Upaya untuk Memahami Makna Bacaan dalam Sholat.
➖➖➖➖➖➖➖➖➖➖➖➖
◀️ صِرَاطَ الَّذِيْنَ أَنْعَمْتَ عَلَيْهِم
👈 صِرَاطَ الَّذِيْنَ = yaitu jalannya orang-orang yang
👈 أَنْعَمْتَ عَلَيْهِم = Engkau beri nikmat kepada mereka
Dalam bacaan ini kita memohon ditunjukkan ke jalan orang-orang yang Allah beri nikmat.
Siapakah orang-orang yang Allah beri nikmat tersebut ? Imam AlQurthuby rahimahullah menjelaskan bahwa jumhur mufassirin berpendapat bahwa ayat ini ditafsirkan dengan ayat yang lain :
وَمَنْ يُّطِعِ اللهَ وَالرَّسُوْلَ فَأُولَئِكَ مَعَ الَّذِيْنَ أَنْعَمَ اللهُ عَلَيْهِمْ مِّنَ النَّبِيِّيْنَ وَالصِّدِّيْقِيْنَ وَالشُّهَدَاءِ وَالصَّالِحِيْنَ وَحَسُنَ أُولَئِكَ رَفِيْقًا (النساء :69)
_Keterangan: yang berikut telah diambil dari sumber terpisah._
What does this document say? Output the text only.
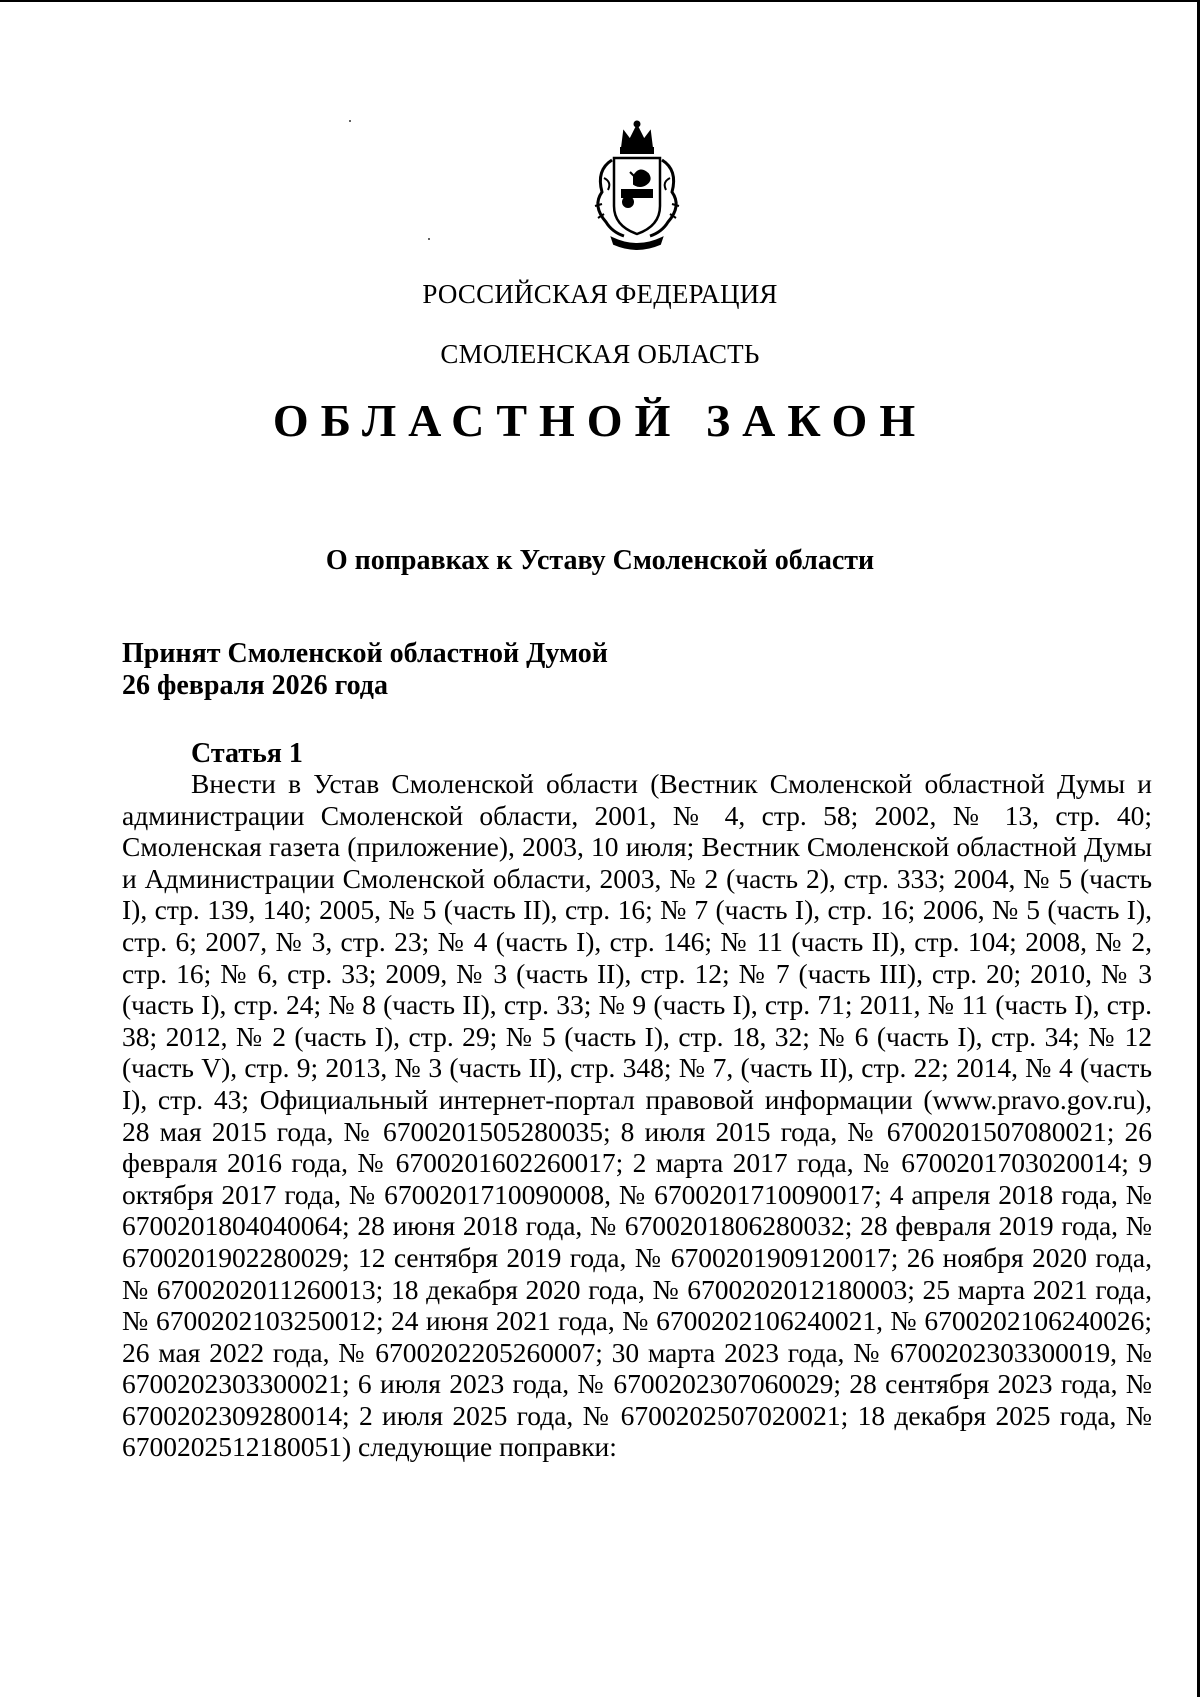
РОССИЙСКАЯ ФЕДЕРАЦИЯ
СМОЛЕНСКАЯ ОБЛАСТЬ
ОБЛАСТНОЙ ЗАКОН
О поправках к Уставу Смоленской области
Принят Смоленской областной Думой
26 февраля 2026 года
Статья 1

Внести в Устав Смоленской области (Вестник Смоленской областной Думы и администрации Смоленской области, 2001, № 4, стр. 58; 2002, № 13, стр. 40; Смоленская газета (приложение), 2003, 10 июля; Вестник Смоленской областной Думы и Администрации Смоленской области, 2003, № 2 (часть 2), стр. 333; 2004, № 5 (часть I), стр. 139, 140; 2005, № 5 (часть II), стр. 16; № 7 (часть I), стр. 16; 2006, № 5 (часть I), стр. 6; 2007, № 3, стр. 23; № 4 (часть I), стр. 146; № 11 (часть II), стр. 104; 2008, № 2, стр. 16; № 6, стр. 33; 2009, № 3 (часть II), стр. 12; № 7 (часть III), стр. 20; 2010, № 3 (часть I), стр. 24; № 8 (часть II), стр. 33; № 9 (часть I), стр. 71; 2011, № 11 (часть I), стр. 38; 2012, № 2 (часть I), стр. 29; № 5 (часть I), стр. 18, 32; № 6 (часть I), стр. 34; № 12 (часть V), стр. 9; 2013, № 3 (часть II), стр. 348; № 7, (часть II), стр. 22; 2014, № 4 (часть I), стр. 43; Официальный интернет-портал правовой информации (www.pravo.gov.ru), 28 мая 2015 года, № 6700201505280035; 8 июля 2015 года, № 6700201507080021; 26 февраля 2016 года, № 6700201602260017; 2 марта 2017 года, № 6700201703020014; 9 октября 2017 года, № 6700201710090008, № 6700201710090017; 4 апреля 2018 года, № 6700201804040064; 28 июня 2018 года, № 6700201806280032; 28 февраля 2019 года, № 6700201902280029; 12 сентября 2019 года, № 6700201909120017; 26 ноября 2020 года, № 6700202011260013; 18 декабря 2020 года, № 6700202012180003; 25 марта 2021 года, № 6700202103250012; 24 июня 2021 года, № 6700202106240021, № 6700202106240026; 26 мая 2022 года, № 6700202205260007; 30 марта 2023 года, № 6700202303300019, № 6700202303300021; 6 июля 2023 года, № 6700202307060029; 28 сентября 2023 года, № 6700202309280014; 2 июля 2025 года, № 6700202507020021; 18 декабря 2025 года, № 6700202512180051) следующие поправки:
📖 Dan barangsiapa yang mentaati Allah dan Rasul, maka mereka ini akan (dikumpulkan) bersama orang-orang yang Allah beri nikmat dari kalangan para Nabi, AsShiddiiqiin, Asysyuhada, dan Asshoolihiin. Mereka ini adalah sebaik-baiknya teman kembali. (Q.S AnNisaa : 69).
Sehingga, orang-orang yang Allah beri nikmat yang kita seharusnya menginginkan mengikuti jalan mereka adalah :
1. Para Nabi, yang Allah mulyakan mereka dengan wahyu.
2. Para Shiddiiqiin (orang-orang yang jujur dan membenarkan risalah Nabi).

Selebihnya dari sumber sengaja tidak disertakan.